Here’s a fun paper from Google Research: The Unreasonable Effectiveness of Linear Prediction as a Perceptual Metric. The gist is that a task that it’s usually approached using lots of data to train complex architectures, or with hand-crafted somewhat ad hoc methods, can be done in a very efficient and simple way without a lot of the fun but at least in this case unnecessary complexity.

If you’re working on image retrieval and identification this is of immediate application, but, more generally, this is a reminder that it’s very unlikely that current deep learning architectures, or even the basics of these models, are nowhere near the best way to do the things they do: they are just the way we can do them now. We’re substituting a deep understanding of each tasks with (a lot of) data and (a lot of computation) and if it works, of course, it works, but it’s always a bad idea to believe that one is the same as the other.

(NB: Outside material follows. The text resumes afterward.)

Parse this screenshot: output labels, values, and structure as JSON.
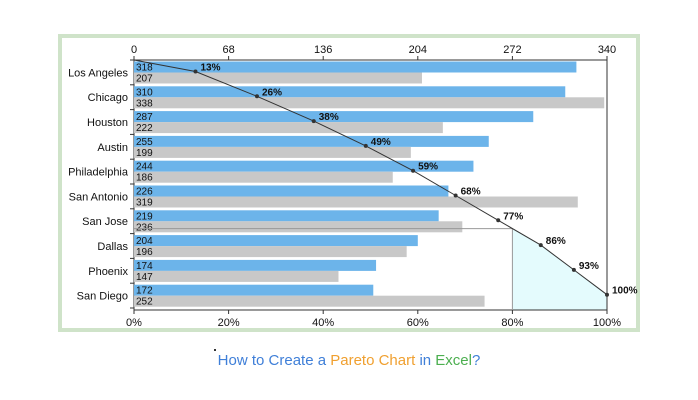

At the level of personal, business, and even societal strategy, it’s salutary to keep in mind that having a black box that does a thing and understanding a thing are very different as long-term investments: knowledge builds upon knowledge in a way that’s deeper and exponentially more powerful than just stacking black boxes with blindly trained response patterns. Truly superhuman AI capabilities — and I do agree that their development is one of the three or four key determinants of the rest of the century — won’t come through huge neural networks doing things faster and more scalably than humans do, but rather as software developing, leveraging, and building upon knowledge — not data, not software, knowledge — that’s richer and more complex than humans can handle unaided.

(For what it’s worth, we’ve done this before, many times: language, writing, bureaucracies, and laboratories are all technologies of superhuman cognition. We’ll do it again. Given the complexity of the problems we face, we better do it.)